Não há dúvida de que a compreensão dos princípios da economia liberal tornou-se imperativa, aceite-se ou não seus preceitos. A experiência histórica nos mostra que a intervenção estatal em nome do desenvolvimento pode ser tão predatória quanto uma imaginada sociedade em que o Estado não garantisse a vigência de instituições econômicas e políticas.

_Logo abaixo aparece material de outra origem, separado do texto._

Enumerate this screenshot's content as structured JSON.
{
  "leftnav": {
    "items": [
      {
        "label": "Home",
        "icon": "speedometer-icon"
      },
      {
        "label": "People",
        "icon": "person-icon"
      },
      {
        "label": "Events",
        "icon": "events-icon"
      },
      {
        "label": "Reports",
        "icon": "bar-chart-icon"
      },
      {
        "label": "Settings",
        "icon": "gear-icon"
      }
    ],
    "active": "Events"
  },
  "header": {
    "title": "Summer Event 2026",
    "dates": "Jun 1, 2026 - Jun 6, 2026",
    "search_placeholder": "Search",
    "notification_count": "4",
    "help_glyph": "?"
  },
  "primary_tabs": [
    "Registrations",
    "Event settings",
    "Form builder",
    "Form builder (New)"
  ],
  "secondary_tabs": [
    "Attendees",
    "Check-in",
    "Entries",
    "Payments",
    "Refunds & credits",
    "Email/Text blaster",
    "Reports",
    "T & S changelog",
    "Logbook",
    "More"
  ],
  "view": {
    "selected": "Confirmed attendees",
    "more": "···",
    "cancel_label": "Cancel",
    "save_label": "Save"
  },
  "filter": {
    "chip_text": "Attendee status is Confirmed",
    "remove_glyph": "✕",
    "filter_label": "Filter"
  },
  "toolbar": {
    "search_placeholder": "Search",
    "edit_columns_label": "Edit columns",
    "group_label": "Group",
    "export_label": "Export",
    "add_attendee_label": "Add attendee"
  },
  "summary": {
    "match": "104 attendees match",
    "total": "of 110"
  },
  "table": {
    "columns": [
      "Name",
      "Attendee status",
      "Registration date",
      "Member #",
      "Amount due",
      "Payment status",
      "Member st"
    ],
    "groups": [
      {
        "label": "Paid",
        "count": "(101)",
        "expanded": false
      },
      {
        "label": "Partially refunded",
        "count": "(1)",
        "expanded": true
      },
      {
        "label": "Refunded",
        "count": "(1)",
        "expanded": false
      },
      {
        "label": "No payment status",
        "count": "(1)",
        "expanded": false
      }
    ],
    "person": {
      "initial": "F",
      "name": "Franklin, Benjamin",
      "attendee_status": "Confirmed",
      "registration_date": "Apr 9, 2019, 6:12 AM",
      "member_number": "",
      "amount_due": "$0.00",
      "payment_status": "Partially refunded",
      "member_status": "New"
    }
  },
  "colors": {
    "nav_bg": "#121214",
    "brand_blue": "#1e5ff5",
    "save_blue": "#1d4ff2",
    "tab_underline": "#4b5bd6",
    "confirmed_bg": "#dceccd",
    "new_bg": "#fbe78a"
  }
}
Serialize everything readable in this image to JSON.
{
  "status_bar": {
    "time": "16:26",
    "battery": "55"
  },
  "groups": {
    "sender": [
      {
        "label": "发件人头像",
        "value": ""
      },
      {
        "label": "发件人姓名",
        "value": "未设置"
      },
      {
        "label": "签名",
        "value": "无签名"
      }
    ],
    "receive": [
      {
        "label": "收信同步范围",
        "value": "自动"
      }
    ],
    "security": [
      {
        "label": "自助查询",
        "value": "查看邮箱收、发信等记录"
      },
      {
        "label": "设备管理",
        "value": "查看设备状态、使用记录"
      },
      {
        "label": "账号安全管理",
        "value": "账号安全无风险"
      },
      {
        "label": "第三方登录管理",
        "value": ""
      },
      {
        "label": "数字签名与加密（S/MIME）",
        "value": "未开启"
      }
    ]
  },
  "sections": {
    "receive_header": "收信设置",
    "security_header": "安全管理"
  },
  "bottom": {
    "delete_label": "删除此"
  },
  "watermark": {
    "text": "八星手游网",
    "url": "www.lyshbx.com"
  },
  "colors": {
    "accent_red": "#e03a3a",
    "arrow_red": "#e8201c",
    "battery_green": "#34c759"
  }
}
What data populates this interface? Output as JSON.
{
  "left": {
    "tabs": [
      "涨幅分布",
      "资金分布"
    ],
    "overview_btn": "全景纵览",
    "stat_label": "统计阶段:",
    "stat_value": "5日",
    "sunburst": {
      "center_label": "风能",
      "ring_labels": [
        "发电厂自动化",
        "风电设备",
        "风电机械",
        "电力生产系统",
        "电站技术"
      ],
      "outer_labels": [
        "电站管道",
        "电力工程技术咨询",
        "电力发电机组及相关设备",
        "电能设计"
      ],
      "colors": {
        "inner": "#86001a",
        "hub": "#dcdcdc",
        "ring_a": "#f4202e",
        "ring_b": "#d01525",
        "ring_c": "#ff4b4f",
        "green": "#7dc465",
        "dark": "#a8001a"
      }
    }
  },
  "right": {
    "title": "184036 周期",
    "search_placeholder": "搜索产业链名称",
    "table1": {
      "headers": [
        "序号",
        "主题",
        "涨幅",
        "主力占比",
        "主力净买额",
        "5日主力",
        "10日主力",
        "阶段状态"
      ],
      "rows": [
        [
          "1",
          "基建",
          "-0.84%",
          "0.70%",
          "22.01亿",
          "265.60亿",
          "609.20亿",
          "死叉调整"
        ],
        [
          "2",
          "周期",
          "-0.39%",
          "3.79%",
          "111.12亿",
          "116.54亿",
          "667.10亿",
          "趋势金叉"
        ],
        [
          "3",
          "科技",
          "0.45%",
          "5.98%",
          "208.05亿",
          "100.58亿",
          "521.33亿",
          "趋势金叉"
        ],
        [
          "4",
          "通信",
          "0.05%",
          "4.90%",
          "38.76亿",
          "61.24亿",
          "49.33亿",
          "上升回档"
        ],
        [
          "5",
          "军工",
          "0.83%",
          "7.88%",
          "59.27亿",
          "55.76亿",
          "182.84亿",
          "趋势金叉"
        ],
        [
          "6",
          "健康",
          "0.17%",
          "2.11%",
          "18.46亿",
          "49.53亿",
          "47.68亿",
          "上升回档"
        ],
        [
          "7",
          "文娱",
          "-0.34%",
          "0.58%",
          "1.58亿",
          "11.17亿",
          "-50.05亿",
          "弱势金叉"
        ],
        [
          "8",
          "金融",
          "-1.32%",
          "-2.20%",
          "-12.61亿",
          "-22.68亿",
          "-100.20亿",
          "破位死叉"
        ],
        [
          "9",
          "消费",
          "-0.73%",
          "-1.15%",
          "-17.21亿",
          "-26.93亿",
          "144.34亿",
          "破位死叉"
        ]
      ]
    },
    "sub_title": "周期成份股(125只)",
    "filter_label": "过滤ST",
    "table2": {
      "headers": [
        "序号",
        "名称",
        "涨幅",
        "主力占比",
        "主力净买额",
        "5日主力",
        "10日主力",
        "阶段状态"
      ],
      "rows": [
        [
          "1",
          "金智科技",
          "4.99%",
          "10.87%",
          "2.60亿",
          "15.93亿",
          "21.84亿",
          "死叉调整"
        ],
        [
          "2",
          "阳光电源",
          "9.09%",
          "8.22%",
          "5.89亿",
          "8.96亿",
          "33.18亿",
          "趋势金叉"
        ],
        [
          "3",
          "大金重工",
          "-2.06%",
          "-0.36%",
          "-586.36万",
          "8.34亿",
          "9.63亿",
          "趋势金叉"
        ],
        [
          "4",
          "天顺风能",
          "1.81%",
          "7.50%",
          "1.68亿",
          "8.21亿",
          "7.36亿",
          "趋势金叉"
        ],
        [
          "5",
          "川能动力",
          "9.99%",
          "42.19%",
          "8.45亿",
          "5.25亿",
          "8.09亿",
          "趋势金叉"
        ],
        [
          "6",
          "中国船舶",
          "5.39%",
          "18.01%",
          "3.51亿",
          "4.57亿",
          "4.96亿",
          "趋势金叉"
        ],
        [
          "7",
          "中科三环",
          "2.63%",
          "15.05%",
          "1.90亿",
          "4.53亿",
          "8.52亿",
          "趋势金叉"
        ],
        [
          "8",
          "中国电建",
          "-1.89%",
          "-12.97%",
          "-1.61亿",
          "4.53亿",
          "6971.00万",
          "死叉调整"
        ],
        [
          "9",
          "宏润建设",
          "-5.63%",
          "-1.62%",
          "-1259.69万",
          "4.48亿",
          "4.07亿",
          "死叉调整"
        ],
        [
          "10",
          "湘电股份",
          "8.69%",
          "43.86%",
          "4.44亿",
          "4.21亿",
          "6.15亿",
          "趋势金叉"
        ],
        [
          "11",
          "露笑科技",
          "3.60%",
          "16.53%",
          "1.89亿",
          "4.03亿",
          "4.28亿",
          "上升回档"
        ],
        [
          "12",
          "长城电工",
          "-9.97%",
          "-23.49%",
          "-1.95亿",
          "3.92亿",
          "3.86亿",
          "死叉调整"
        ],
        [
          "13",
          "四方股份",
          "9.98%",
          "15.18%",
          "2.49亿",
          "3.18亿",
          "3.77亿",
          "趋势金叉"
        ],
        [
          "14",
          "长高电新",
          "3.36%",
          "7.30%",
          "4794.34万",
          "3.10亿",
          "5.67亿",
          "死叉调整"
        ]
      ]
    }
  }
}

De toda forma, essa é uma falsa questão, posto que a economia liberal não preconiza o desaparecimento do Estado, mas, muito pelo contrário, dele necessita “para impor a todos regras efetivas que garantam as condições mínimas indispensáveis à realização das trocas econômicas…”. Em torno dessas questões reflete Carlos Pio, em Relações internacionais: economia política e globalização.

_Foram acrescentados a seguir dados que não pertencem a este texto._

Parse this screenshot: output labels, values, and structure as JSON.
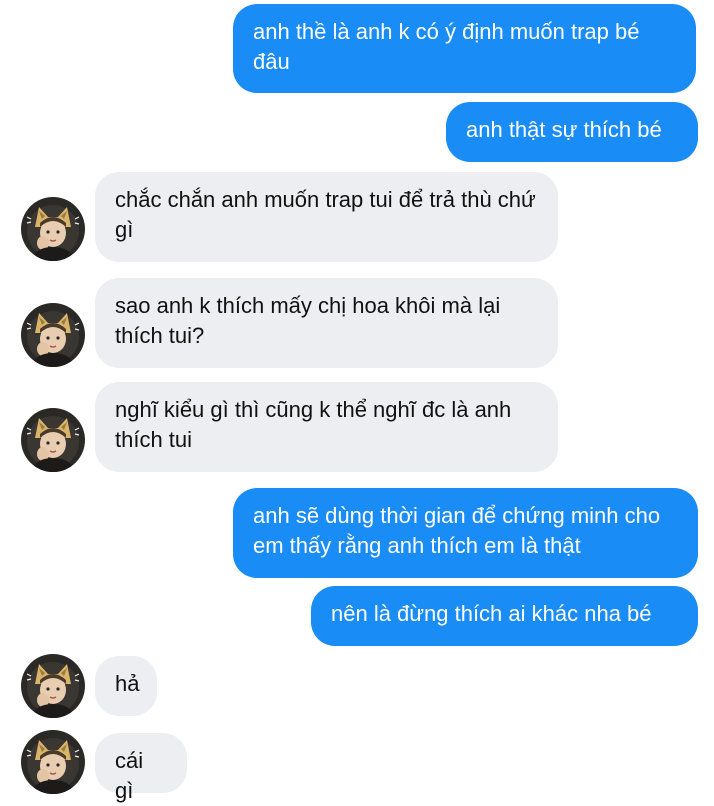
{
  "theme": {
    "outgoing_bubble": "#1a8cf5",
    "incoming_bubble": "#eceef1",
    "background": "#ffffff"
  },
  "avatar_icon": "user-photo-cat-ears-avatar",
  "messages": [
    {
      "sender": "me",
      "text": "anh thề là anh k có ý định muốn trap bé đâu"
    },
    {
      "sender": "me",
      "text": "anh thật sự thích bé"
    },
    {
      "sender": "them",
      "text": "chắc chắn anh muốn trap tui để trả thù chứ gì"
    },
    {
      "sender": "them",
      "text": "sao anh k thích mấy chị hoa khôi mà lại thích tui?"
    },
    {
      "sender": "them",
      "text": "nghĩ kiểu gì thì cũng k thể nghĩ đc là anh thích tui"
    },
    {
      "sender": "me",
      "text": "anh sẽ dùng thời gian để chứng minh cho em thấy rằng anh thích em là thật"
    },
    {
      "sender": "me",
      "text": "nên là đừng thích ai khác nha bé"
    },
    {
      "sender": "them",
      "text": "hả"
    },
    {
      "sender": "them",
      "text": "cái gì"
    }
  ]
}
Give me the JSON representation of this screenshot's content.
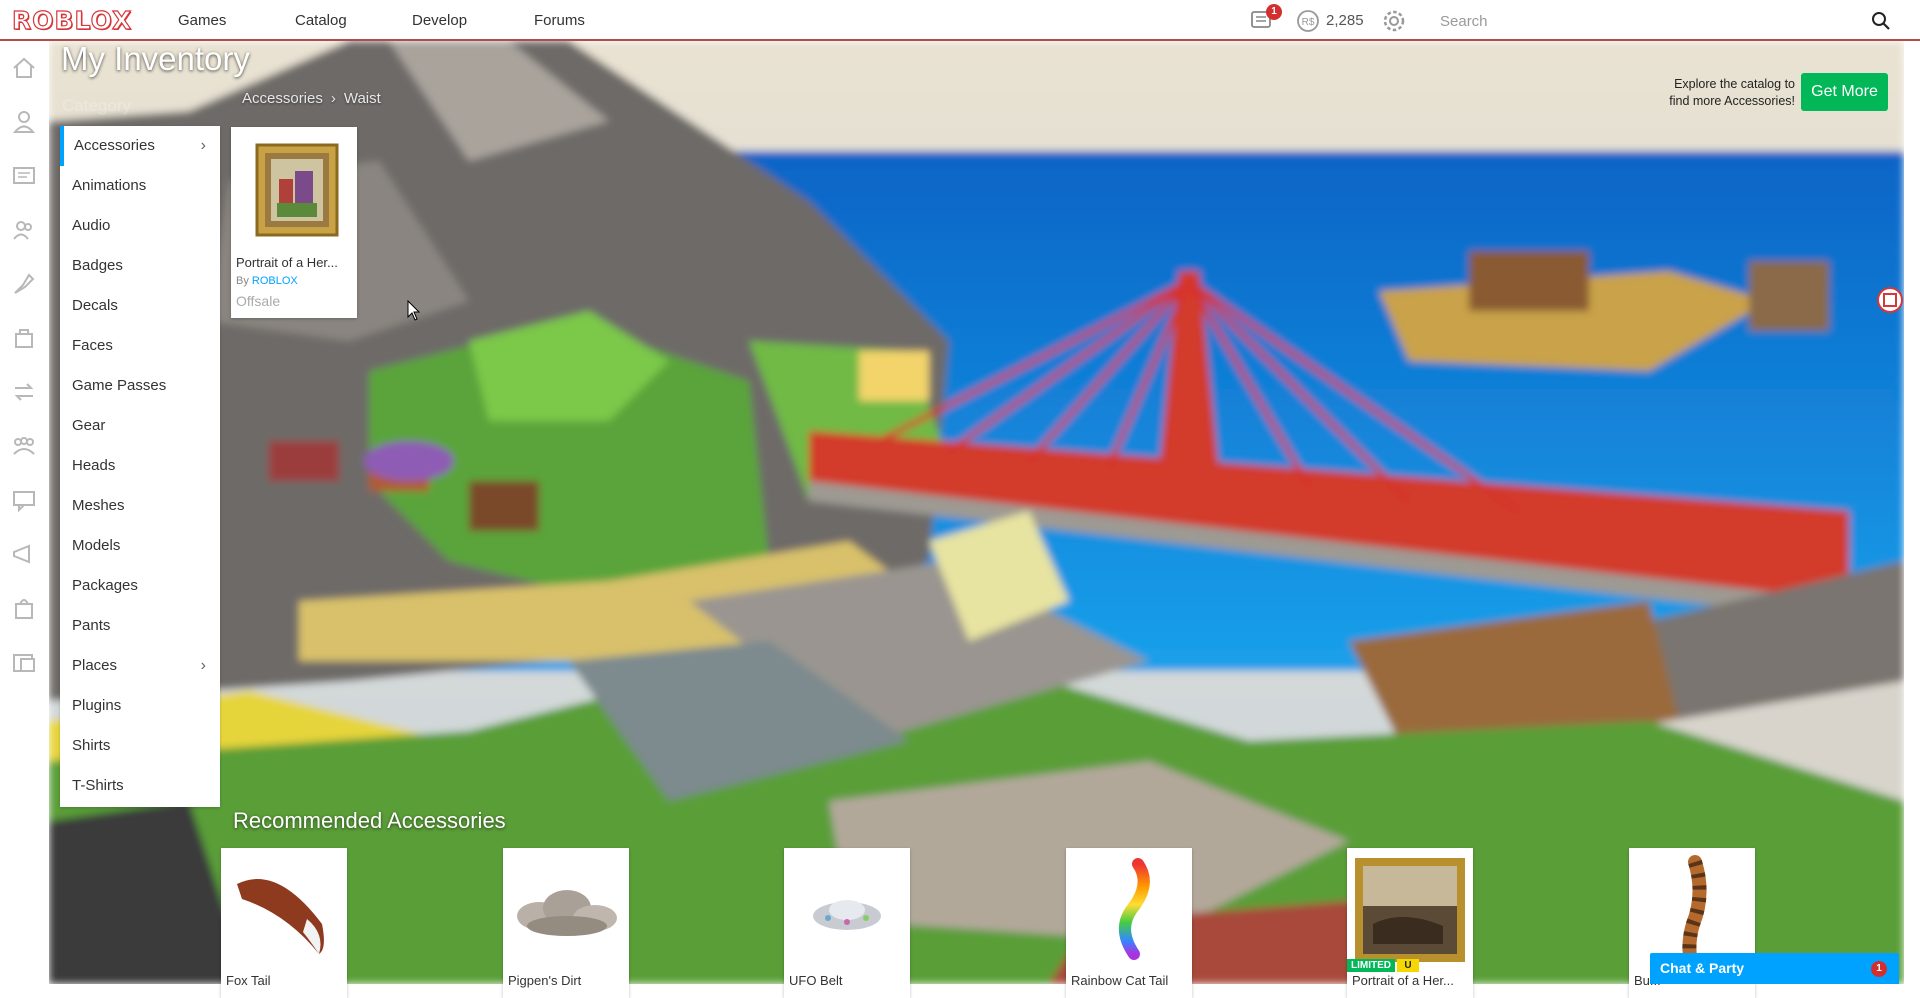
{
  "header": {
    "logo": "ROBLOX",
    "nav": [
      "Games",
      "Catalog",
      "Develop",
      "Forums"
    ],
    "messages_badge": "1",
    "robux": "2,285",
    "search_placeholder": "Search"
  },
  "rail_icons": [
    "home-icon",
    "profile-icon",
    "messages-icon",
    "friends-icon",
    "avatar-icon",
    "inventory-icon",
    "trade-icon",
    "groups-icon",
    "forum-icon",
    "blog-icon",
    "shop-icon",
    "gift-cards-icon"
  ],
  "page": {
    "title": "My Inventory",
    "category_label": "Category",
    "breadcrumb": [
      "Accessories",
      "Waist"
    ]
  },
  "categories": [
    {
      "label": "Accessories",
      "active": true,
      "has_submenu": true
    },
    {
      "label": "Animations"
    },
    {
      "label": "Audio"
    },
    {
      "label": "Badges"
    },
    {
      "label": "Decals"
    },
    {
      "label": "Faces"
    },
    {
      "label": "Game Passes"
    },
    {
      "label": "Gear"
    },
    {
      "label": "Heads"
    },
    {
      "label": "Meshes"
    },
    {
      "label": "Models"
    },
    {
      "label": "Packages"
    },
    {
      "label": "Pants"
    },
    {
      "label": "Places",
      "has_submenu": true
    },
    {
      "label": "Plugins"
    },
    {
      "label": "Shirts"
    },
    {
      "label": "T-Shirts"
    }
  ],
  "inventory_item": {
    "name": "Portrait of a Her...",
    "by_prefix": "By",
    "creator": "ROBLOX",
    "price": "Offsale"
  },
  "explore": {
    "text_line1": "Explore the catalog to",
    "text_line2": "find more Accessories!",
    "button": "Get More"
  },
  "recommended": {
    "title": "Recommended Accessories",
    "items": [
      {
        "name": "Fox Tail",
        "thumb": "fox-tail"
      },
      {
        "name": "Pigpen's Dirt",
        "thumb": "dirt-cloud"
      },
      {
        "name": "UFO Belt",
        "thumb": "ufo"
      },
      {
        "name": "Rainbow Cat Tail",
        "thumb": "rainbow-tail"
      },
      {
        "name": "Portrait of a Her...",
        "thumb": "painting",
        "limited": "LIMITED",
        "limited_u": "U"
      },
      {
        "name": "Bu...",
        "thumb": "striped-tail"
      }
    ]
  },
  "chat": {
    "label": "Chat & Party",
    "count": "1"
  },
  "colors": {
    "accent_blue": "#00a2ff",
    "get_more_green": "#02b757",
    "logo_red": "#d5373a",
    "badge_red": "#d32f2f"
  }
}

Na introdução ao seu livro, Carlos Pio indica aos seus leitores que seu objetivo é o de “atingir o estudante de graduação que inicia sua aproximação às principais questões da economia política contemporânea…,” Com certeza, o escopo foi atingido. No entanto, há que se dizer ainda que o conteúdo do livro interessa a público amplo, que deseja compreender ou revisar conceitos-chave da economia política clássica, em que se destacam Adam Smith e David Ricardo, e as contribuições mais recentes ao pensamento econômico.

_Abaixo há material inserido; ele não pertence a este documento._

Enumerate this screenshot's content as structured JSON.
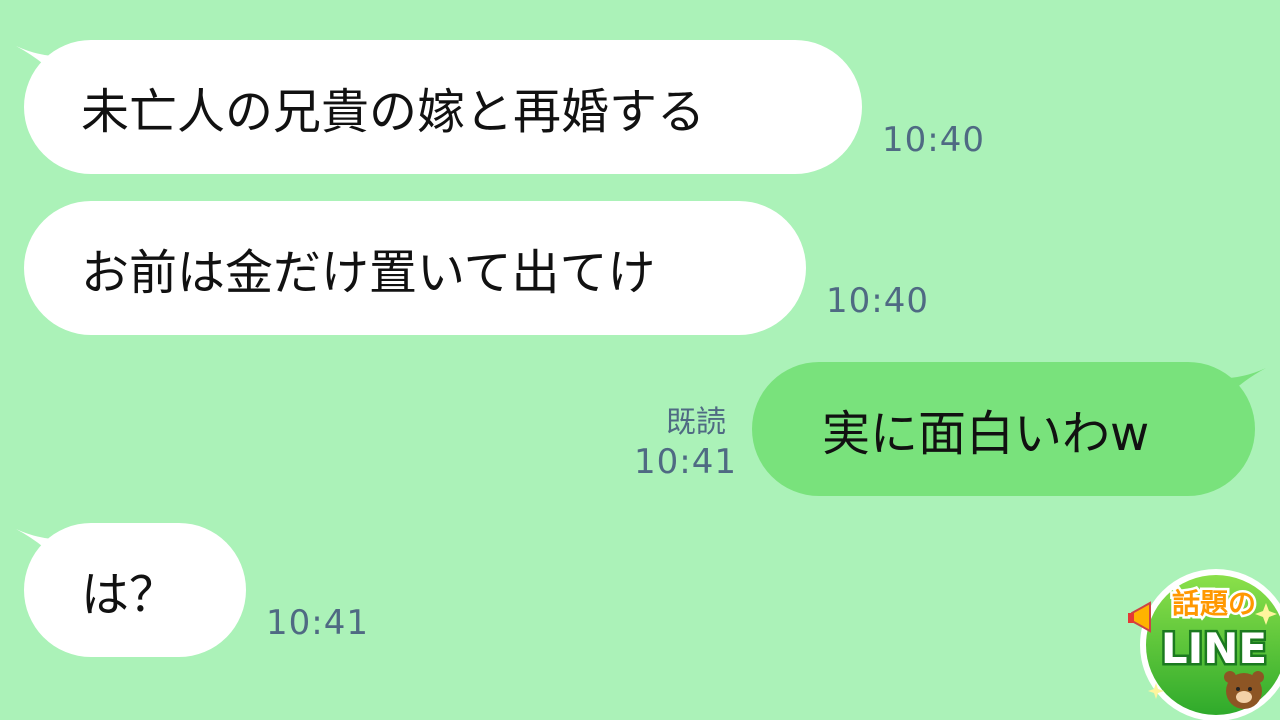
{
  "colors": {
    "background": "#abf2b8",
    "incoming_bubble": "#ffffff",
    "outgoing_bubble": "#79e27c",
    "timestamp": "#4f6a83"
  },
  "messages": [
    {
      "direction": "incoming",
      "text": "未亡人の兄貴の嫁と再婚する",
      "time": "10:40"
    },
    {
      "direction": "incoming",
      "text": "お前は金だけ置いて出てけ",
      "time": "10:40"
    },
    {
      "direction": "outgoing",
      "text": "実に面白いわw",
      "time": "10:41",
      "read_label": "既読"
    },
    {
      "direction": "incoming",
      "text": "は？",
      "time": "10:41"
    }
  ],
  "logo": {
    "title_text": "話題の",
    "brand_text": "LINE",
    "icons": [
      "megaphone-icon",
      "bear-icon",
      "sparkle-icon"
    ]
  }
}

Relações internacionais: teorias e agendas, de Antônio Jorge Ramalho da Rocha, trata das mais relevantes contribuições teóricas no campo das relações internacionais, território de reflexão tão indispensável quanto complexo. Ao invés de um manual, em que o leitor encontra normalmente em linguagem simplificada e concisa o que releva do campo hermético de especialistas, o autor optou por pacientemente conduzir o leitor pelo caminho bastante abstrato das reflexões teóricas, enfatizando a dimensão social do processo de produção do conhecimento.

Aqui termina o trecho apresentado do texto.